Since 2009, I have collaborated with my wife, Danish visual artist Litten Nystrøm, under the platform M.A.P. (Major Art Projects). Together, we create large-scale public works—projection mapping installations, data visualizations, and site-specific interventions that transform architecture into canvas, science into spectacle.
Notable M.A.P. projects include Interference, a projection mapping work on Hallgrímskirkja cathedral in Reykjavík, and ongoing explorations of how light and data can reshape our perception of public space.
My international practice has taken me across Europe—extended periods in Amsterdam working at STEIM, residencies in Oslo at Atelier Nord and with the experimental film platform Atopia, and ongoing collaborations with institutions like V2_ Rotterdam, Ars Electronica, and IRCAM.
For fourteen years, I organized RAFLOST Festival for electronic music and visual arts, creating a space for experimentation and exchange that brought international artists to Iceland and Icelandic artists to the world.
Currently, I work as an elementary school teacher at Breiðagerðisskóli in Reykjavík, teaching mathematics and social studies to fifth graders. This might seem like a departure from my artistic practice, but I see it as an extension of the same inquiry: How do we teach people to see? How do we make the abstract tangible? How do we cultivate curiosity rather than compliance?

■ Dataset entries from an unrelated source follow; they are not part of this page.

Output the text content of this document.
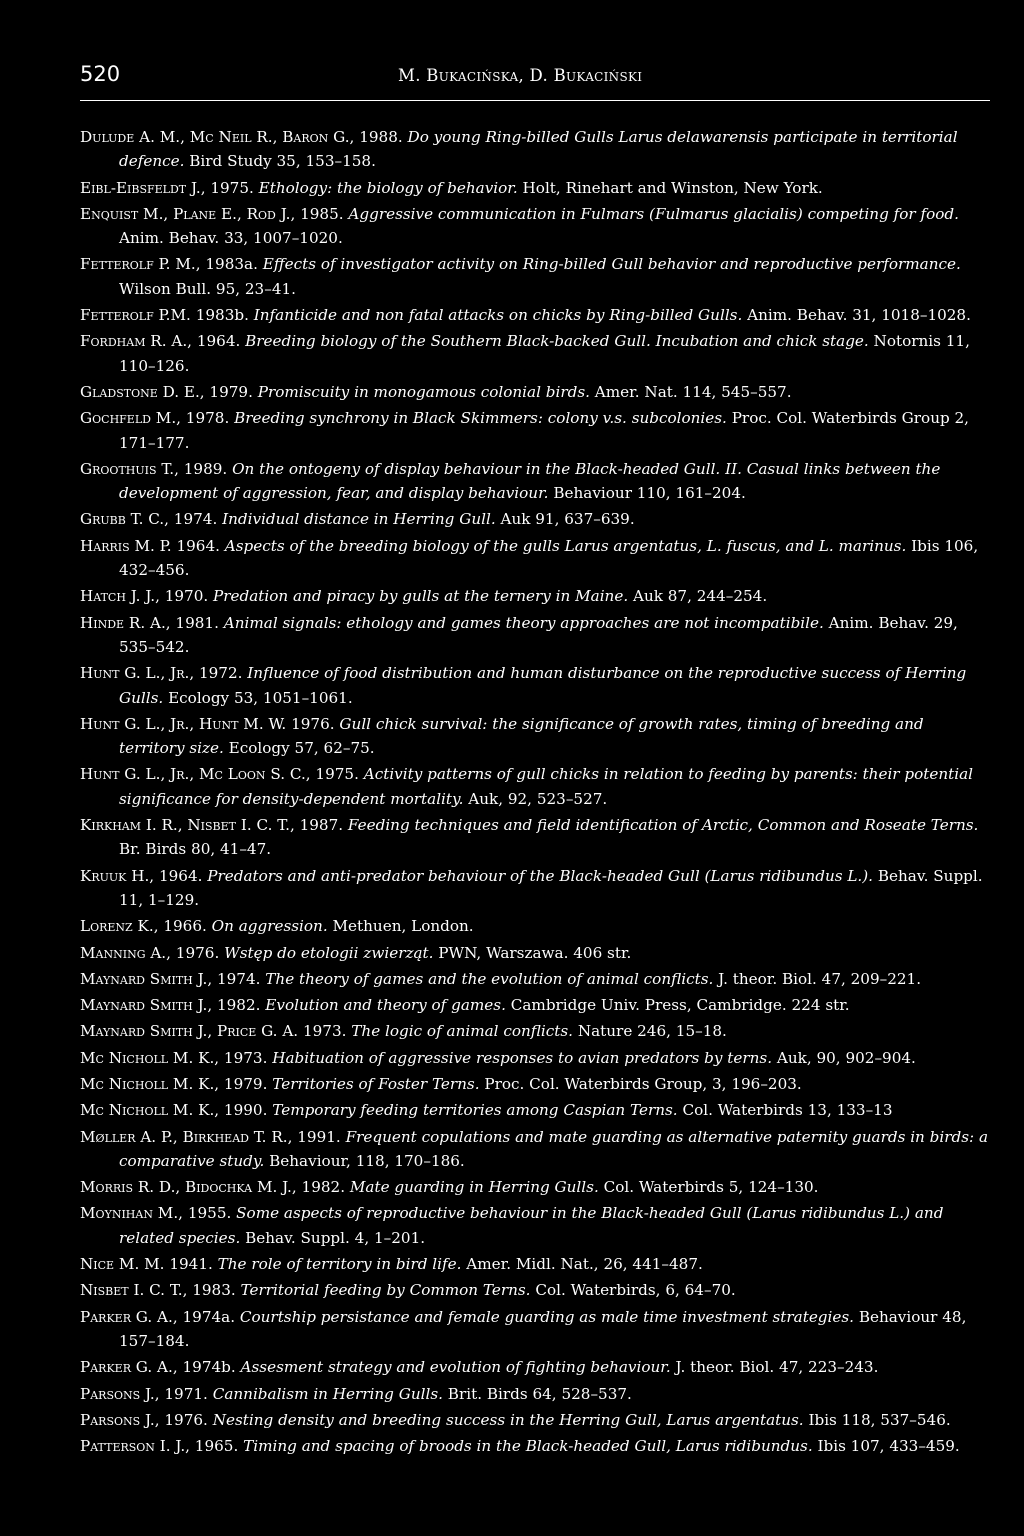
520	M. Bukacińska, D. Bukaciński

Dulude A. M., Mc Neil R., Baron G., 1988. Do young Ring-billed Gulls Larus delawarensis participate in territorial defence. Bird Study 35, 153–158.

Eibl-Eibsfeldt J., 1975. Ethology: the biology of behavior. Holt, Rinehart and Winston, New York.

Enquist M., Plane E., Rod J., 1985. Aggressive communication in Fulmars (Fulmarus glacialis) competing for food. Anim. Behav. 33, 1007–1020.

Fetterolf P. M., 1983a. Effects of investigator activity on Ring-billed Gull behavior and reproductive performance. Wilson Bull. 95, 23–41.

Fetterolf P.M. 1983b. Infanticide and non fatal attacks on chicks by Ring-billed Gulls. Anim. Behav. 31, 1018–1028.

Fordham R. A., 1964. Breeding biology of the Southern Black-backed Gull. Incubation and chick stage. Notornis 11, 110–126.

Gladstone D. E., 1979. Promiscuity in monogamous colonial birds. Amer. Nat. 114, 545–557.

Gochfeld M., 1978. Breeding synchrony in Black Skimmers: colony v.s. subcolonies. Proc. Col. Waterbirds Group 2, 171–177.

Groothuis T., 1989. On the ontogeny of display behaviour in the Black-headed Gull. II. Casual links between the development of aggression, fear, and display behaviour. Behaviour 110, 161–204.

Grubb T. C., 1974. Individual distance in Herring Gull. Auk 91, 637–639.

Harris M. P. 1964. Aspects of the breeding biology of the gulls Larus argentatus, L. fuscus, and L. marinus. Ibis 106, 432–456.

Hatch J. J., 1970. Predation and piracy by gulls at the ternery in Maine. Auk 87, 244–254.

Hinde R. A., 1981. Animal signals: ethology and games theory approaches are not incompatibile. Anim. Behav. 29, 535–542.

Hunt G. L., Jr., 1972. Influence of food distribution and human disturbance on the reproductive success of Herring Gulls. Ecology 53, 1051–1061.

Hunt G. L., Jr., Hunt M. W. 1976. Gull chick survival: the significance of growth rates, timing of breeding and territory size. Ecology 57, 62–75.

Hunt G. L., Jr., Mc Loon S. C., 1975. Activity patterns of gull chicks in relation to feeding by parents: their potential significance for density-dependent mortality. Auk, 92, 523–527.

Kirkham I. R., Nisbet I. C. T., 1987. Feeding techniques and field identification of Arctic, Common and Roseate Terns. Br. Birds 80, 41–47.

Kruuk H., 1964. Predators and anti-predator behaviour of the Black-headed Gull (Larus ridibundus L.). Behav. Suppl. 11, 1–129.

Lorenz K., 1966. On aggression. Methuen, London.

Manning A., 1976. Wstęp do etologii zwierząt. PWN, Warszawa. 406 str.

Maynard Smith J., 1974. The theory of games and the evolution of animal conflicts. J. theor. Biol. 47, 209–221.

Maynard Smith J., 1982. Evolution and theory of games. Cambridge Univ. Press, Cambridge. 224 str.

Maynard Smith J., Price G. A. 1973. The logic of animal conflicts. Nature 246, 15–18.

Mc Nicholl M. K., 1973. Habituation of aggressive responses to avian predators by terns. Auk, 90, 902–904.

Mc Nicholl M. K., 1979. Territories of Foster Terns. Proc. Col. Waterbirds Group, 3, 196–203.

Mc Nicholl M. K., 1990. Temporary feeding territories among Caspian Terns. Col. Waterbirds 13, 133–13

Møller A. P., Birkhead T. R., 1991. Frequent copulations and mate guarding as alternative paternity guards in birds: a comparative study. Behaviour, 118, 170–186.

Morris R. D., Bidochka M. J., 1982. Mate guarding in Herring Gulls. Col. Waterbirds 5, 124–130.

Moynihan M., 1955. Some aspects of reproductive behaviour in the Black-headed Gull (Larus ridibundus L.) and related species. Behav. Suppl. 4, 1–201.

Nice M. M. 1941. The role of territory in bird life. Amer. Midl. Nat., 26, 441–487.

Nisbet I. C. T., 1983. Territorial feeding by Common Terns. Col. Waterbirds, 6, 64–70.

Parker G. A., 1974a. Courtship persistance and female guarding as male time investment strategies. Behaviour 48, 157–184.

Parker G. A., 1974b. Assesment strategy and evolution of fighting behaviour. J. theor. Biol. 47, 223–243.

Parsons J., 1971. Cannibalism in Herring Gulls. Brit. Birds 64, 528–537.

Parsons J., 1976. Nesting density and breeding success in the Herring Gull, Larus argentatus. Ibis 118, 537–546.

Patterson I. J., 1965. Timing and spacing of broods in the Black-headed Gull, Larus ridibundus. Ibis 107, 433–459.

Whether I'm helping a student understand fractions or an artist understand Max/MSP, the principle remains the same: create conditions for discovery, hold space for wonder, remember that every expert was once a beginner.
My work has always been animated by a simple question: What if technology could help us not to escape nature but to recognize ourselves as part of it? What if the telescope and the microscope were not tools of domination but instruments of kinship?
I believe that the most profound discoveries happen at intersections—where art meets science, where the ancient meets the instant, where the cosmic meets the cellular. I work in those liminal spaces, building bridges, making translations, creating conditions for others to make their own discoveries.
After twenty-five years, the work still feels new. There are still patterns I haven't noticed, connections I haven't made, ways of seeing I haven't yet imagined. And that persistent sense of possibility—that the next project might reveal something essential—is what keeps me going.
I am Haraldur—an artist, a teacher, a student of the patterns that connect. I make work that asks us to look closer, to see differently, to remember that we are both observers and participants in the vast, intricate choreography of existence.